APR is calculated by multiplying the periodic interest rate (interest charged on a loan over a specific period of time) by the number of periods in a year (compounding periods)
The formula to calculate APR is expressed as follows:
(periodic interest rate * number of periods in a year) + fees
So if the interest rate is 10% on a loan for 3 years, the APR would be calculated as follows:
(10% * 3) + fees = 30% + fees
Keep in mind that the fees that go into the APR can vary depending on the type of loan you have. A mortgage, for example, may have insurance fees, appraisal fees, loan origination fees, closing costs, or other mortgage loan origination (MLO) fees.
What is Annual Percentage Yield (APY) and How Is It Calculated?
APY means how much interest you’ll make off an investment in one year’s time. A higher APY is better for investors as it will deliver a more favorable rate of return.
Using APY allows for a single point of comparison across different products with different compounding schedules because APY refers to the total amount of interest you can earn on your investment after one year.
In this sense, APY makes it possible to compare apples to oranges, or products with a monthly compounding period to products with a quarterly compounding period.
How is APY calculated?
It takes a little math (bear with us if you hated math class in school), but the formula isn’t that hard.
(1 + r/n)^n - 1
In this formula:
- r = Interest Rate
- n = Number of compounding periods per year (weekly would be 52, monthly would be 12, quarterly would be 4, etc.)
So, if you had a CD with an interest rate of 5% that compounded monthly, the APY would be calculated using this formula:
(1 + 0.05/12)^12 - 1
Based on the calculations, that would be 5.12% in interest—or $5.12 for a $100 investment.
What is APR vs APY?
APY (Annual Percentage Yield) is used to describe how much interest is earned on a savings account or other investment for a 1-year period.
APR (Annual Percentage Rate) describes how much interest is charged to a consumer for a credit card or loan for a 1-year period.
In a nutshell, APY is what you, as an investor earn whereas APR is what you as a borrower have to pay.
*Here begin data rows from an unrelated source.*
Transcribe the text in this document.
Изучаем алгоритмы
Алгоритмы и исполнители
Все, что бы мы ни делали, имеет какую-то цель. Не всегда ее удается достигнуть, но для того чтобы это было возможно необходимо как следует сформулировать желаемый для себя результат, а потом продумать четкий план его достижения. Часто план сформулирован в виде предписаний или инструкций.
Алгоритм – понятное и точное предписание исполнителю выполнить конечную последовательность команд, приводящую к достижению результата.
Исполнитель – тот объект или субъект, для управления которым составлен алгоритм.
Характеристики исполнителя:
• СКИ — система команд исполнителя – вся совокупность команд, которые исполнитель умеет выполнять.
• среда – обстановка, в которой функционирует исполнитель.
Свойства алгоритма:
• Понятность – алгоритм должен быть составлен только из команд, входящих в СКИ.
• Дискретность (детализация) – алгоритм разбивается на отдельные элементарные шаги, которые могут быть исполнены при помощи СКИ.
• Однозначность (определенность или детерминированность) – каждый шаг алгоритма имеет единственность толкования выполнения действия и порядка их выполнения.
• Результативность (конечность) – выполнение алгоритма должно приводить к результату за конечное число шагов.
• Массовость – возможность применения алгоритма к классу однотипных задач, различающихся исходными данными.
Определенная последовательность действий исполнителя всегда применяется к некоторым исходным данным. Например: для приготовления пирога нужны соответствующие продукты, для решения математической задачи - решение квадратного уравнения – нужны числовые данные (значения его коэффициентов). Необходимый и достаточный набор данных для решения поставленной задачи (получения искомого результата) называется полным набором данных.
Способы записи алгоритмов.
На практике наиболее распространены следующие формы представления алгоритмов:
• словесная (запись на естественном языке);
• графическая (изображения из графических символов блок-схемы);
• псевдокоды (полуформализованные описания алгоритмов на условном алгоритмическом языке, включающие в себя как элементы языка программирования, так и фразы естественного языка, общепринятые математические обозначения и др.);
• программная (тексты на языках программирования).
Understanding APY vs APR will make you a smarter consumer so you can get the best rates and save the most money.
What is blended APY?
A blended APY is what it sounds like: an APY that blends together different APY rates.
There are some deposit accounts and financial products that offer multiple interest rates over different specified periods of time. You calculate the total blended APY by dividing the total amount of interest earned on the total amount of funds over the same period of time.
As an example, you may have a deposit account with a 2% APY for the first $5,000, and then a 5% APY for balances of over $10,000.
So if you made a deposit of $10,000 in this account you could earn:
- $100 interest for the first $5K (2% of $5,000)
- $250 interest for the remaining $5K (5% of $5,000)
The total interest earned would be $350 on $10,000 invested, for a blended APY rate of 3.5%/
Common financial products with blended APYS include:
- High-yield savings accounts
- Brokerage accounts (stocks, bonds, mutual funds, and other assets)
The key takeaway is that APY means how much interest you earn on your money at the end of the year while interest rate means the cost of borrowing money.
An interest rate can be something you earn as an investor, investing your funds in a bank account, IRA, CD, or other financial product.
An interest rate can also be something that you can pay as a borrower, with different interest rates for mortgages, student loans, car loans, or other lines of credit.
As a smart consumer and a smart investor, you should shop APYs and interest rates carefully. Doing so can maximize your savings, and returns on your investment, and make it empowering and easy to understand your personal finances.